Crystals can have defects at the nanometre scale, which may affect the thermal and heat transport properties of crystalline materials used in a variety of high-technology devices. Employing newly developed electron microscopy techniques, researchers at the University of California, Irvine (UCI) and other institutions have, for the first time, measured the spectra of phonons at individual crystalline faults, and they discovered the propagation of phonons near the flaws.
“Point defects, dislocations, stacking faults and grain boundaries are often found in crystalline materials, and these defects can have a significant impact on a substance’s thermal conductivity and thermoelectric performance”, said senior co-author Xiaoqing Pan from UCI.
He said that there are ample theories to explain the interactions between crystal imperfections and phonons, but little experimental validation due to the inability of earlier methods to view the phenomena at high enough space and momentum resolution.
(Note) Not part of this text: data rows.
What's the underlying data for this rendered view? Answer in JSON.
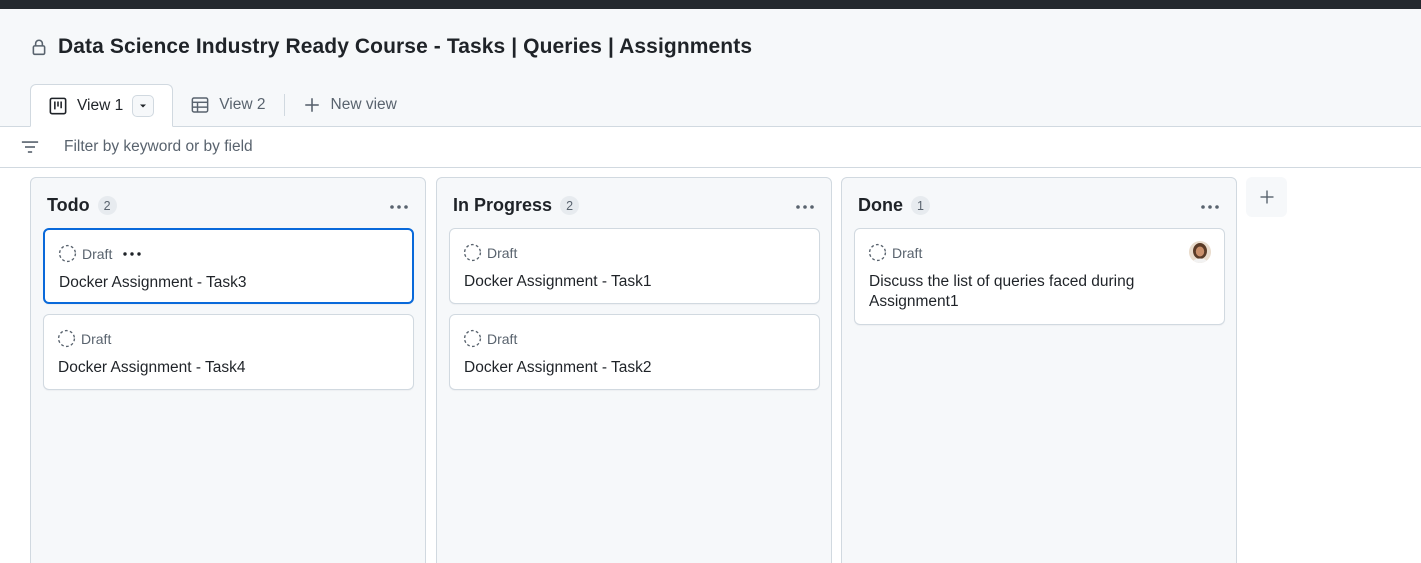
{
  "project": {
    "title": "Data Science Industry Ready Course - Tasks | Queries | Assignments"
  },
  "tabs": {
    "view1": "View 1",
    "view2": "View 2",
    "new_view": "New view"
  },
  "filter": {
    "placeholder": "Filter by keyword or by field"
  },
  "columns": [
    {
      "title": "Todo",
      "count": "2",
      "cards": [
        {
          "status": "Draft",
          "title": "Docker Assignment - Task3"
        },
        {
          "status": "Draft",
          "title": "Docker Assignment - Task4"
        }
      ]
    },
    {
      "title": "In Progress",
      "count": "2",
      "cards": [
        {
          "status": "Draft",
          "title": "Docker Assignment - Task1"
        },
        {
          "status": "Draft",
          "title": "Docker Assignment - Task2"
        }
      ]
    },
    {
      "title": "Done",
      "count": "1",
      "cards": [
        {
          "status": "Draft",
          "title": "Discuss the list of queries faced during Assignment1"
        }
      ]
    }
  ],
  "icons": [
    "lock-icon",
    "board-icon",
    "table-icon",
    "plus-icon",
    "filter-icon",
    "kebab-icon",
    "draft-icon",
    "chevron-down-icon",
    "avatar"
  ],
  "colors": {
    "accent": "#0969da",
    "border": "#d1d9e0",
    "topbar": "#24292f"
  }
}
Pan and his collaborators approached the problem through the novel development of space- and momentum-resolved vibrational spectroscopy in a transmission electron microscope at UCI’s Irvine Materials Research Institute.
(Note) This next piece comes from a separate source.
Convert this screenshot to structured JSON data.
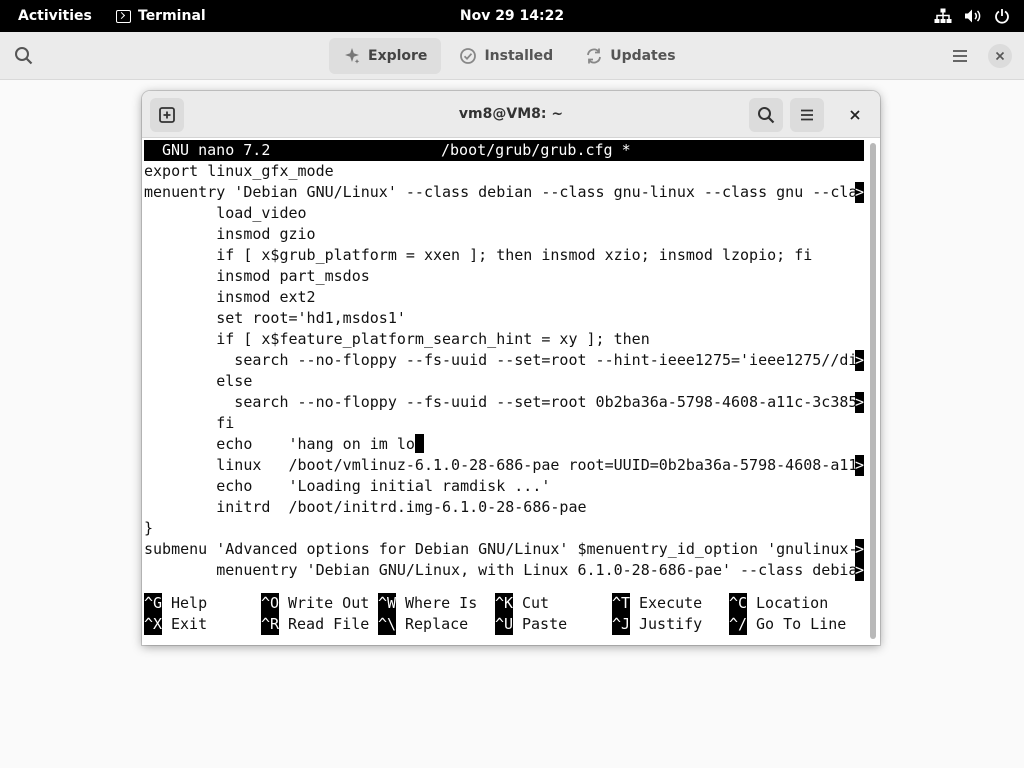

With this technique, they were able to observe individual defects in cubic silicon carbide, a material with a wide range of applications in electronic devices. Pan and his colleagues were familiar with how imperfections in silicon carbide are manifested as stacking faults, and theoretical work has described the thermoelectric impacts, but now the team has produced direct experimental data to characterise phonon interactions with the individual defects.
“Our method opens up the possibility of studying the local vibrational modes at intrinsic and non-intrinsic defects in materials”, said Pan. “We expect it to find important applications in many different areas, ranging from the study of thermal resistance-inducing interfacial phonons to defect structures engineered to optimise a material’s thermal properties.”